Place all frequencies of nodes into a priority queue, by ascending order
Select two most minimum frequencies (delete min x2), sum these together, and insert a new frequency fw+1.
Use this to build internal nodes for a binary-tree and adds an addition bit to each of the subtrees involved, bottom up. Have leaf nodes contain the data at the bottom.
Stop once priority queue is <1 (the root node is reached).
Self Notes
Node represents both an internal node within the tree, as well as the base nodes for the original characters. I used two different constructors to identify them both.

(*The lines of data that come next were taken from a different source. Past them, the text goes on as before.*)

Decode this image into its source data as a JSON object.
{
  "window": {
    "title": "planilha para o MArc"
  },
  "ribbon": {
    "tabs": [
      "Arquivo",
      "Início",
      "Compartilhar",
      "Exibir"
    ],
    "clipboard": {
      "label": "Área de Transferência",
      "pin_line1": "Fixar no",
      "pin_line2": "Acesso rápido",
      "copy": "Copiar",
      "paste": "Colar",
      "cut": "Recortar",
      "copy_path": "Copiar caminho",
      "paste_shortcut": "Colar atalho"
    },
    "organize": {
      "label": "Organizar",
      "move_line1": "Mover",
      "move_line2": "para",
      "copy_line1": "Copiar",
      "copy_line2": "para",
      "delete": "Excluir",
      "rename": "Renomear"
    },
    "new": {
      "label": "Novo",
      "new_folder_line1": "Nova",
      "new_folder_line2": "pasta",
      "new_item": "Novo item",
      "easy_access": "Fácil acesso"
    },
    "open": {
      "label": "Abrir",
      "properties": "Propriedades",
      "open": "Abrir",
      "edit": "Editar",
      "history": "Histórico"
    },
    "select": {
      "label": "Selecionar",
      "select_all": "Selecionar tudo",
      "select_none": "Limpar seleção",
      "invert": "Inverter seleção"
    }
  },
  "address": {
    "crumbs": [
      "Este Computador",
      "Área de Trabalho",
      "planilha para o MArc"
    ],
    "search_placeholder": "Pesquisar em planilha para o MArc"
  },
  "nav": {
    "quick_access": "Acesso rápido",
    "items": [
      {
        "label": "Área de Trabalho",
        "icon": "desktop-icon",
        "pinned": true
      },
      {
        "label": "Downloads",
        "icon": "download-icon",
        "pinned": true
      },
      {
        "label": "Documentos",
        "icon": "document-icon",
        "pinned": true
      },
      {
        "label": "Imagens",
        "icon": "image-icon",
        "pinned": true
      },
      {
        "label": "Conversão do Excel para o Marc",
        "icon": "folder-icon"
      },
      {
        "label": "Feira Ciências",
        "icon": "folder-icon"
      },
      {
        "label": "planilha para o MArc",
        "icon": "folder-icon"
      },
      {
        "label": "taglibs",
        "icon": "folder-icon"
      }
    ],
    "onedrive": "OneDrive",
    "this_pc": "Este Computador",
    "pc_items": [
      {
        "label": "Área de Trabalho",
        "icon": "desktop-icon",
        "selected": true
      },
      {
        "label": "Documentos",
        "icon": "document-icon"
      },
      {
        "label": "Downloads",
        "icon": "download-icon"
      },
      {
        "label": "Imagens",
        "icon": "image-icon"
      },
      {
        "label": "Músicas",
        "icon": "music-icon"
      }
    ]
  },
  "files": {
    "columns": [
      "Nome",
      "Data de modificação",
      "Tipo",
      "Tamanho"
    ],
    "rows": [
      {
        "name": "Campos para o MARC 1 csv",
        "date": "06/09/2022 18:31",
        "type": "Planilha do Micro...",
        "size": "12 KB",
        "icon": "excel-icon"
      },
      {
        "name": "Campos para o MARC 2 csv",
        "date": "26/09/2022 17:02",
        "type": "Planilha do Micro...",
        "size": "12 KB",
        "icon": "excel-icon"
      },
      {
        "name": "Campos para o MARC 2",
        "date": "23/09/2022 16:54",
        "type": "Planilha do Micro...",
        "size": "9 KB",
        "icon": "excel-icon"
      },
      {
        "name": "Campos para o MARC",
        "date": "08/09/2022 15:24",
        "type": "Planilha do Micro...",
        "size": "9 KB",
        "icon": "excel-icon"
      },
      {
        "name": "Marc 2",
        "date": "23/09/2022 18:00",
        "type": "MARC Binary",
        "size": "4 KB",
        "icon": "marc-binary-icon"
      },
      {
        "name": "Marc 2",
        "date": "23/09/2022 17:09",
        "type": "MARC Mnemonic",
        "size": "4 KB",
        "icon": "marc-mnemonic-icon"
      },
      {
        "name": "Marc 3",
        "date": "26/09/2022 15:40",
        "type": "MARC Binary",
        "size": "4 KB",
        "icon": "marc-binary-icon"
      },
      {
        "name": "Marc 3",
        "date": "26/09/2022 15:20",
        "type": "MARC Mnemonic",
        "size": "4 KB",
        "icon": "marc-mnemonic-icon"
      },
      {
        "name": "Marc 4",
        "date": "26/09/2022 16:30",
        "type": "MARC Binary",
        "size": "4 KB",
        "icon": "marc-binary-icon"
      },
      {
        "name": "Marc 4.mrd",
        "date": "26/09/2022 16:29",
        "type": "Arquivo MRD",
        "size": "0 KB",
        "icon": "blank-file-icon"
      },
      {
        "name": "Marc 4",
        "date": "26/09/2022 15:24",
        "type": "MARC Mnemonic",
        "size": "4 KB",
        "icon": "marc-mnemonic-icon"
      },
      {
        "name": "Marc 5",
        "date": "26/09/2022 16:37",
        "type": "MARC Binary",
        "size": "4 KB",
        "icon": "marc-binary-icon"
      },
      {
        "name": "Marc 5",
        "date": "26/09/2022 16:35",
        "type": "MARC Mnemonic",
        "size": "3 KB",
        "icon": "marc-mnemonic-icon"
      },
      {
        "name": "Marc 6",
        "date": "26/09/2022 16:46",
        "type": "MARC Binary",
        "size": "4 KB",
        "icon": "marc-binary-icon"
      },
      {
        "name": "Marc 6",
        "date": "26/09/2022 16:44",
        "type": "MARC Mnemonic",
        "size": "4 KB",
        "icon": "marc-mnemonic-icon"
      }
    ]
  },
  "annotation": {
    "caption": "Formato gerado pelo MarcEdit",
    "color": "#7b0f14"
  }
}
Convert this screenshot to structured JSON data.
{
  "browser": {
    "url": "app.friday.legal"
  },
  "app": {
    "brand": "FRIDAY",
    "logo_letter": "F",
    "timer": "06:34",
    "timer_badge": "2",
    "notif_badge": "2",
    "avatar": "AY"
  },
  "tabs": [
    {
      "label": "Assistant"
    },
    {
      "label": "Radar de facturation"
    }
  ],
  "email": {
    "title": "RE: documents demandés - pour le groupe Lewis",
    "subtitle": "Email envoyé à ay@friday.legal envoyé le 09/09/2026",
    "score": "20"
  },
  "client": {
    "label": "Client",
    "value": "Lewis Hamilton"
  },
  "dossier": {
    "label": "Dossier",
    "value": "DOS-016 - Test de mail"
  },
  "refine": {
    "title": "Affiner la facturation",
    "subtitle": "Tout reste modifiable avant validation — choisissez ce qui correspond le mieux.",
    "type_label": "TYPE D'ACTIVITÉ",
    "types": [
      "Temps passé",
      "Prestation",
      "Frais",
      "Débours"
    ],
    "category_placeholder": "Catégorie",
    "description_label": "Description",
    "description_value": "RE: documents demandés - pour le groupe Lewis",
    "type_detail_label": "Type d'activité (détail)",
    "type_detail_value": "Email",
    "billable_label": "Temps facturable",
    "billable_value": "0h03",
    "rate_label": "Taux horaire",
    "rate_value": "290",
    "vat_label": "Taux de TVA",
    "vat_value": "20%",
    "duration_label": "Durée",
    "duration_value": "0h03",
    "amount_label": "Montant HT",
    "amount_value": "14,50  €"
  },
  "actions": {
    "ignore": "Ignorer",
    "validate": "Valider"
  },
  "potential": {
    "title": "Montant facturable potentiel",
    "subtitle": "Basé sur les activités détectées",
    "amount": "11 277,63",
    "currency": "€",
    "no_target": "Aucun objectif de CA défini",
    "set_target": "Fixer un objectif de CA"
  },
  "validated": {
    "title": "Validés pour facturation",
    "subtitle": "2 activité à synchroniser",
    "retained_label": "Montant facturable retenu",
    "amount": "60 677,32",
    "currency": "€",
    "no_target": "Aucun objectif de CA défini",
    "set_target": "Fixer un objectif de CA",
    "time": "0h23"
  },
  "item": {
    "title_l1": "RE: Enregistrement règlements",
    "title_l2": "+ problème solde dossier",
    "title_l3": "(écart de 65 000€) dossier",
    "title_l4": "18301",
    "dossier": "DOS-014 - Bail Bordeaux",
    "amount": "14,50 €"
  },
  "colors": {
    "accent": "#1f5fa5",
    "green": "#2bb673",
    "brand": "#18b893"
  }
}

Analyzing the file had just meant finding the frequency of characters, and then doing some math to discover the total number of bits used. I used the following calcuations to analyize the compression.
// original
bitlength = log_2(#unique_chars)
byte_size_per_char = bit_length * freq
total_byes = sum(byte_size_per_char)
// compressed
count_bits = #of bits to reach parent node from base
byte_size_per_char = count_bits * freq
total_bytes = sum(byte_size_per_char)
Initially I defined the base characters the base of the tree in base_nodes hashmap.
Inserting the node meant adding having two base nodes point to a combined parent node.
With id_char_bit_seq, I decided to not go the extra mile of hashing the user id. This is ok since the number of unique characters tends not to exceed 300 (ASCII).